One of the most important reasons why religion has become such a contentious issue is that basic policy decisions are often not implemented in Nigeria. Section 38 (2) and (3) in Chapter four of the Constitution has clear provisions on the rights of people to receive religious instructions of their choice. The reality in many of our schools however is that some pupils and students in different parts of the country are obliged to take religious instructions they have not chosen to take. Religious courses in particular, are often denied or imposed on students.
All educational institutions must guarantee the freedom of worship to their pupils and students, especially those from minority faiths.
Religion has remained a bastion of conservative practices that often work against the interest of women. Within the Christian tradition, one of the legacies of Christian missions and colonial influence in Nigeria relates to the underdevelopment of girl education. Education for girls followed the gender stereotypes of Victorian England in which the utility of female education was de-emphasised.
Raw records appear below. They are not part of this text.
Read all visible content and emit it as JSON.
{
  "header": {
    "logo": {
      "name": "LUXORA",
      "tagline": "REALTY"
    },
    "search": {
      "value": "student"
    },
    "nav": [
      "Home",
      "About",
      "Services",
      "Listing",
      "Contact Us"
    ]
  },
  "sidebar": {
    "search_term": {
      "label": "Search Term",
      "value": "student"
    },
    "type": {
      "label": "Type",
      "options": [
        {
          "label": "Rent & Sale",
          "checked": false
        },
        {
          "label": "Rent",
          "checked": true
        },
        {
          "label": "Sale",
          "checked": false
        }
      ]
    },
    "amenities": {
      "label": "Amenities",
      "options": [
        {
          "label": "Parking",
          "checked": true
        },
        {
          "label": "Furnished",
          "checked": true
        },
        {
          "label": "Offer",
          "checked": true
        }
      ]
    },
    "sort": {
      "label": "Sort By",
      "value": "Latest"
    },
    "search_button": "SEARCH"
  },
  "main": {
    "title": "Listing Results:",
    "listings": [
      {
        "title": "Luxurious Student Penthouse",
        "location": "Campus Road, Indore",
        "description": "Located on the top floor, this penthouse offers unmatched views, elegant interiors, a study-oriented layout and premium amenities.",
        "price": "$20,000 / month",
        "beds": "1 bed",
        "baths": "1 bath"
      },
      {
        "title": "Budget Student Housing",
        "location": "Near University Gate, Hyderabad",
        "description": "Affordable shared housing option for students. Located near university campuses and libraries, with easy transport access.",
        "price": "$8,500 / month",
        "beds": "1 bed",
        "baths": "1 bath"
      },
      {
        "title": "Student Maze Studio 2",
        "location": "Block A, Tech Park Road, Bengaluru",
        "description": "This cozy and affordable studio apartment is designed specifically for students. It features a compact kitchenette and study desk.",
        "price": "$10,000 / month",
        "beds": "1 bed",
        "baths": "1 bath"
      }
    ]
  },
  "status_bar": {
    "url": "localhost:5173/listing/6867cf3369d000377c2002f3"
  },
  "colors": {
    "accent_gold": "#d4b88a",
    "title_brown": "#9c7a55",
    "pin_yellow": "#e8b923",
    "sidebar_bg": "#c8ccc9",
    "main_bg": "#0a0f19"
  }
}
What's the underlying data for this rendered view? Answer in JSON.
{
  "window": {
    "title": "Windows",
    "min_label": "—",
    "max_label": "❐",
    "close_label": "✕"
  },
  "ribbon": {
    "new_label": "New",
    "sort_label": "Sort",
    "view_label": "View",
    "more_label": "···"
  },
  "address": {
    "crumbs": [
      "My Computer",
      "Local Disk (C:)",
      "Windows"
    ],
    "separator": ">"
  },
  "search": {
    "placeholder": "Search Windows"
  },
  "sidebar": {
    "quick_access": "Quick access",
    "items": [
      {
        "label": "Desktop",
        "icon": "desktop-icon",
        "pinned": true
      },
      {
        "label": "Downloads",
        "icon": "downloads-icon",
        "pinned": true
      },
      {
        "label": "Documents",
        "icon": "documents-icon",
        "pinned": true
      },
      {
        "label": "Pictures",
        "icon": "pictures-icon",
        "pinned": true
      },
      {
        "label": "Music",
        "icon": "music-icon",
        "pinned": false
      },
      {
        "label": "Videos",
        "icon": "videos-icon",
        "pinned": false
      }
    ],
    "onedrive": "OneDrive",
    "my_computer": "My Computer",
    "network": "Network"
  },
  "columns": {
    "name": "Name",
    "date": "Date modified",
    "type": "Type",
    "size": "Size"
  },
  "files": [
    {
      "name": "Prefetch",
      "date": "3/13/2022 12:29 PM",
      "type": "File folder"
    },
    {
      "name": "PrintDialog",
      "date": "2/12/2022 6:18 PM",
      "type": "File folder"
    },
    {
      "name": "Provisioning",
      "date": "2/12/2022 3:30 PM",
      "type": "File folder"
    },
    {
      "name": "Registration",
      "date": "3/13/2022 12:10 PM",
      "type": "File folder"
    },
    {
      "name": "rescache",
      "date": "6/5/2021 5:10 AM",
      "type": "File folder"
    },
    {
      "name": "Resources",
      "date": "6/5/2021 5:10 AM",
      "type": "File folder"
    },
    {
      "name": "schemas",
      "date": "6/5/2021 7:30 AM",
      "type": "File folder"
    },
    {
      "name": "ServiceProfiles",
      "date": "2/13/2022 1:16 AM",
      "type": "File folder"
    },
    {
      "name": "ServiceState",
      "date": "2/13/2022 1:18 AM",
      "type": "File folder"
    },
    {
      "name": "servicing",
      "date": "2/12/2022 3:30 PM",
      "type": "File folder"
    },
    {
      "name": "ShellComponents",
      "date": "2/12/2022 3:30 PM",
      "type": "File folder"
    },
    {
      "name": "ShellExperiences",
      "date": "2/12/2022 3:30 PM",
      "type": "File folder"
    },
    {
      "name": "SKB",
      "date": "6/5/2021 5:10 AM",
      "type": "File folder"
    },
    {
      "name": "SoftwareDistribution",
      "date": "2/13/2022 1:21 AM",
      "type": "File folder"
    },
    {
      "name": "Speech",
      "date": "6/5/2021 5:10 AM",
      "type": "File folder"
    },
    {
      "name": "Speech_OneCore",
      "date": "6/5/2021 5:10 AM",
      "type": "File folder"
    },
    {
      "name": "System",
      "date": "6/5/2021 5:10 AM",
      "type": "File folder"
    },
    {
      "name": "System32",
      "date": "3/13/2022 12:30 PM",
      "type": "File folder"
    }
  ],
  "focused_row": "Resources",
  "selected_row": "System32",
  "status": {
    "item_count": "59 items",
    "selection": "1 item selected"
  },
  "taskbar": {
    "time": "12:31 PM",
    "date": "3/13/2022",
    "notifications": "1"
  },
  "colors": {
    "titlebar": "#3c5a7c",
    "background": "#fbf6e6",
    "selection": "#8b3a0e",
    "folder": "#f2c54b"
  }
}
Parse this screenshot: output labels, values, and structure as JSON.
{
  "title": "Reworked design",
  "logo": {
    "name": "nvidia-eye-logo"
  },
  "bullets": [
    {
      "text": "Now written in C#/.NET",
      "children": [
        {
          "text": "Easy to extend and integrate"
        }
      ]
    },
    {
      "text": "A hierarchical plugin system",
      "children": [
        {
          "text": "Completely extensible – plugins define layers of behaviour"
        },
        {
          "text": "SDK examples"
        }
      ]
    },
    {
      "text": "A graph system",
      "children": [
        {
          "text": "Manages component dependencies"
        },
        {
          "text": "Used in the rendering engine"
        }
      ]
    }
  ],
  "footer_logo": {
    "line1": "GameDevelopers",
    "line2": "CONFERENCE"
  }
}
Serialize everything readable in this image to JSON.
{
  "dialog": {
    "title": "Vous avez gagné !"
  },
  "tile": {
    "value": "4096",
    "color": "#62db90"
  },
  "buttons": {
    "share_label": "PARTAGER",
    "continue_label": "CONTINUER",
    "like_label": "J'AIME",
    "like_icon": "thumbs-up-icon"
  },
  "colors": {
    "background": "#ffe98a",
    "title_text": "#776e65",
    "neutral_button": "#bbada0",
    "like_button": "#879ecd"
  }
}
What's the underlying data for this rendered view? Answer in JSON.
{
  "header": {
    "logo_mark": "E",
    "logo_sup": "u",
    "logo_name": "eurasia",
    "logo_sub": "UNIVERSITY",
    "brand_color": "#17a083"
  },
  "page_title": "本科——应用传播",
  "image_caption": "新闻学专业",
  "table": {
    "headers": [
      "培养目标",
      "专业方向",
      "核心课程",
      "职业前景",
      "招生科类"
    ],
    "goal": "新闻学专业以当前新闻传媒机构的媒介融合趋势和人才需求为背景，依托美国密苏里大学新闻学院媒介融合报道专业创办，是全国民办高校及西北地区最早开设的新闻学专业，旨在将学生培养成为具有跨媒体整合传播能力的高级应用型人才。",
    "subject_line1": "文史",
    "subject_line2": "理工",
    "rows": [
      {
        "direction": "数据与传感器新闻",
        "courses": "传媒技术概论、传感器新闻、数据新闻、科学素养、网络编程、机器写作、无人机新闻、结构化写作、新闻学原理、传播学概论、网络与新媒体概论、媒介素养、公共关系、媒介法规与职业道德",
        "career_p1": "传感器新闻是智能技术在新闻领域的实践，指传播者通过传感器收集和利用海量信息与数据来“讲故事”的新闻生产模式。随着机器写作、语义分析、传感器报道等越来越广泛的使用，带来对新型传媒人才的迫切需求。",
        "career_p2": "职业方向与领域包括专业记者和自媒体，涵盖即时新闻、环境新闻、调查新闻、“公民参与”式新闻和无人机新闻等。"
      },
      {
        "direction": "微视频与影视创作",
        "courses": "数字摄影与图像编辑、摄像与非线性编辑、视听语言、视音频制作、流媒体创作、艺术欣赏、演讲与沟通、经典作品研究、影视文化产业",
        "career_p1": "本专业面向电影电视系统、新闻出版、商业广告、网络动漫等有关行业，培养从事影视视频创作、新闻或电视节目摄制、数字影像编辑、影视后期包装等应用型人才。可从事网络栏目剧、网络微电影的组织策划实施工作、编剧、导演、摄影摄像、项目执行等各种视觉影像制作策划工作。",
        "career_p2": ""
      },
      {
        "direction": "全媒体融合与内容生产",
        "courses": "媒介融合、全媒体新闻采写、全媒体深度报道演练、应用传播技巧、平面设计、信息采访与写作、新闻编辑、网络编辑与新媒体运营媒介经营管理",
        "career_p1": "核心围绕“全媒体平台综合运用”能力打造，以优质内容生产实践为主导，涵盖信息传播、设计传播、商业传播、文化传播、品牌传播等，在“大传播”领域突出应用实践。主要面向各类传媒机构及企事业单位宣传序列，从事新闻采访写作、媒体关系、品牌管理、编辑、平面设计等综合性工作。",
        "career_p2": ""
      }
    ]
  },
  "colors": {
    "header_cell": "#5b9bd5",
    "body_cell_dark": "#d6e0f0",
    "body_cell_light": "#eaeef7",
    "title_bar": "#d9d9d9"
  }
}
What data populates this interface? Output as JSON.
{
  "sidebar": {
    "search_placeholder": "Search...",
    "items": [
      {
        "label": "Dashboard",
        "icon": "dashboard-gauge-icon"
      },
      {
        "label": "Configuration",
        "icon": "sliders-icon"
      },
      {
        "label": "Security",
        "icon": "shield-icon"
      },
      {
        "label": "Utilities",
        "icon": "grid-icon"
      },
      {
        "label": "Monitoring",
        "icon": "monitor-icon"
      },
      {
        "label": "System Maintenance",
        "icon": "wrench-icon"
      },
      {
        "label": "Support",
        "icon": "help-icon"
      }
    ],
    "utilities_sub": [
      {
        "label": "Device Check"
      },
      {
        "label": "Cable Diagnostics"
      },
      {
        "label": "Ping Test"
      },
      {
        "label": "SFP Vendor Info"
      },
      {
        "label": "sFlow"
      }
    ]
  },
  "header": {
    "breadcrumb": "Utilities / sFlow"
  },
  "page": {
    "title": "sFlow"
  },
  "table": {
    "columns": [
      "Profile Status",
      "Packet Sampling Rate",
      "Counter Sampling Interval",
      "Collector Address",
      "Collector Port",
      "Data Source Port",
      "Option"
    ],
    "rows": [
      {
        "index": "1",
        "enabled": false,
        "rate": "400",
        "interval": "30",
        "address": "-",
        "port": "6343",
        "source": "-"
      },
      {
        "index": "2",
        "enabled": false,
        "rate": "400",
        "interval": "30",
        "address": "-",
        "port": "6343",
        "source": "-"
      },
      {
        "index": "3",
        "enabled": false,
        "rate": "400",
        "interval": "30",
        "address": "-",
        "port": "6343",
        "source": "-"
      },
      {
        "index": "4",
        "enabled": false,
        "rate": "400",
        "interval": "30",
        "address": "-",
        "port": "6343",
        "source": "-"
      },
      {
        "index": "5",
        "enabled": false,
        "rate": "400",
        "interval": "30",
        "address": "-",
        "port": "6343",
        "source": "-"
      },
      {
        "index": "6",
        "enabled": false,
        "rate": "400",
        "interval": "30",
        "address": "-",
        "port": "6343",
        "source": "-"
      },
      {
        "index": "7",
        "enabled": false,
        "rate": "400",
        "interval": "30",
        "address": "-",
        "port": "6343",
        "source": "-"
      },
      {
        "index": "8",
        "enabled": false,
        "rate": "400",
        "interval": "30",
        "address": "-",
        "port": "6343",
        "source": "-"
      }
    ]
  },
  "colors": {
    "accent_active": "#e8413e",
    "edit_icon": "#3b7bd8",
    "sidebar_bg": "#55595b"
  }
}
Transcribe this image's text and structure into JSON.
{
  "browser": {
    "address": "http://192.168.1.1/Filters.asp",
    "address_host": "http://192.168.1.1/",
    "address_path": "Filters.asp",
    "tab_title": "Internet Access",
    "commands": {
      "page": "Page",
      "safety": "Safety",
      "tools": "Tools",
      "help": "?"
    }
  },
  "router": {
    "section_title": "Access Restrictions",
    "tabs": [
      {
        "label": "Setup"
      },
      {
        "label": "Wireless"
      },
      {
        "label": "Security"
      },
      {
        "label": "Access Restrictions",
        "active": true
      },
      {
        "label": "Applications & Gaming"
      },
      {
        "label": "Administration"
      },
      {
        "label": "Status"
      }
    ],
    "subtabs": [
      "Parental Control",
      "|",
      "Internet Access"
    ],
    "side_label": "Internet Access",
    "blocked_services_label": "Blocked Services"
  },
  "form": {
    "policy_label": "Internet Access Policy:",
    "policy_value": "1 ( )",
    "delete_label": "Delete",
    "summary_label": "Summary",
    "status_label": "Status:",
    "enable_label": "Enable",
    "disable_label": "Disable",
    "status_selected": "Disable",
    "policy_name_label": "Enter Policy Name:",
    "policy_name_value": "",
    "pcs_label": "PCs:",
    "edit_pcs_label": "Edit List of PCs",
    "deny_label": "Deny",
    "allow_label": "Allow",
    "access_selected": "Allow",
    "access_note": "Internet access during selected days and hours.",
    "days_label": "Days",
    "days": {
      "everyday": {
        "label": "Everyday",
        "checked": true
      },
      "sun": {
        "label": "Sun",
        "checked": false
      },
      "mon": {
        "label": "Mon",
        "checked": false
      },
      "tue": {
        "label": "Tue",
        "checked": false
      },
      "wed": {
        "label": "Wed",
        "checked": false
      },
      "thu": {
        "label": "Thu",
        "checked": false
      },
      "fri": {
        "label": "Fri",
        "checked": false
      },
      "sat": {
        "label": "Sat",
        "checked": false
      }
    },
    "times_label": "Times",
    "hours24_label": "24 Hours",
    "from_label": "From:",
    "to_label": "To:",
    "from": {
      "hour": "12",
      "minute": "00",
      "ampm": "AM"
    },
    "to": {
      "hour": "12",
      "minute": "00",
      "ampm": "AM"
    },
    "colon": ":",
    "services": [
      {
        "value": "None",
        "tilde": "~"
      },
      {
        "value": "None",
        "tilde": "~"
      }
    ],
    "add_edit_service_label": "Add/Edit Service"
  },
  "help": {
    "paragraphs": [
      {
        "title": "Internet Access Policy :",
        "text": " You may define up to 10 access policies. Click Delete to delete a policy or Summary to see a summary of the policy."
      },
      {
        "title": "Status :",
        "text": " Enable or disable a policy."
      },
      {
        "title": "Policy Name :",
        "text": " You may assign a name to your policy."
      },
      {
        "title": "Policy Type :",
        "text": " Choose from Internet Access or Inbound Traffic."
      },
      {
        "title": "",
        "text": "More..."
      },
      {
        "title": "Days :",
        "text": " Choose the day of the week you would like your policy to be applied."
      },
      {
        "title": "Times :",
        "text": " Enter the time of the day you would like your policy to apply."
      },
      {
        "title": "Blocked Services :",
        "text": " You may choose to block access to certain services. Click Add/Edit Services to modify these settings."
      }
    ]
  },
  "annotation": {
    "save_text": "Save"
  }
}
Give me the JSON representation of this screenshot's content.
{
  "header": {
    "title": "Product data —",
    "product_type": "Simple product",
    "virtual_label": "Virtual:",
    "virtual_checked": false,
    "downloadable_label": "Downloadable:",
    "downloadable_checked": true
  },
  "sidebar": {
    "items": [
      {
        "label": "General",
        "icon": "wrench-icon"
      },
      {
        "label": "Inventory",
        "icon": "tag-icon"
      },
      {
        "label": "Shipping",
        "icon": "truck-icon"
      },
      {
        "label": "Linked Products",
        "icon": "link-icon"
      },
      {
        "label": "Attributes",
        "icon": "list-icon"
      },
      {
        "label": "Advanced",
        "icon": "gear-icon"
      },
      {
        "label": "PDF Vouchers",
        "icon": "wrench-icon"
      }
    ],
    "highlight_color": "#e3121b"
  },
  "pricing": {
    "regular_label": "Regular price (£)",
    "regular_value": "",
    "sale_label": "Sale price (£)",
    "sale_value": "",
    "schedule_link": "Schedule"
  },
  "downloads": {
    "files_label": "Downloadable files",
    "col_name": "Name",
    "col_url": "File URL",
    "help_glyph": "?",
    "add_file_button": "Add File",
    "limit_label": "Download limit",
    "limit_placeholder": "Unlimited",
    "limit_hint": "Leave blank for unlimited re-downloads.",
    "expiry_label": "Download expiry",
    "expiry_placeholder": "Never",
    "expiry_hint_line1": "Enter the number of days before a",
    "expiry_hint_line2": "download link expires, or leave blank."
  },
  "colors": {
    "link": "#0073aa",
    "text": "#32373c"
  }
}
The same case has been made for Islam in which conservative and erroneous readings of religious tenets have been used to discourage girl child education and promote girl child marriage. In general, states should desist from supporting oppressive and anti-democratic forces in their use of ‘religion’ against women. At the same time, there is a need to subject official discourses on gender to greater scrutiny, critical analysis and public debate.
One of the disturbing developments in the country is the systematic denial of land to certain religious groups to build places of worship. It is important that all state governments must have policies that guarantee the acquisition of land for building places of worship to all religious groups.
The Constitution guarantees the right to proselytization. There is however no standard content of what can or cannot be preached. Often therefore, extremist views as well inflammatory and provocative speeches and hate speech are routinely preached. It is imperative that such behaviour should stop if we are to promote religious harmony.
Nigerians need to consciously promote civility towards each other. Polished and refined manners are expressions of respect for other members of society. It is a pre-condition for democratic practice as citizenship cannot be effective if the rights and the dignity of the person are not respected. Part of the African tragedy is that refined and civil manners, which are essential elements of socialisation in most traditional societies, have been eroded by economic crises, state terrorism, hunger and the parochial politics of authoritarian leaders, which have pushed people into losing respect for their neighbours. What has not been sufficiently emphasised is that many active religious movements have an even more effective capacity and record of inculcating intolerance, an ideology of contempt and exclusion and indeed, incitement to annihilate the other.
One of the most important sociological traits of contemporary Nigeria is that religiosity, that is, the intensity of the performance of religious rituals has increased significantly over the past three decades. At the same time, the level of ignorance people have of the basic tenets of their own religion and the religions of others remains high. The promotion of religious education aimed at eliminating religious bigotry rooted in ignorance is imperative. The younger generation should be educated in such a way that they can question religious interpretations that encourage extremism, hate speech and action towards others.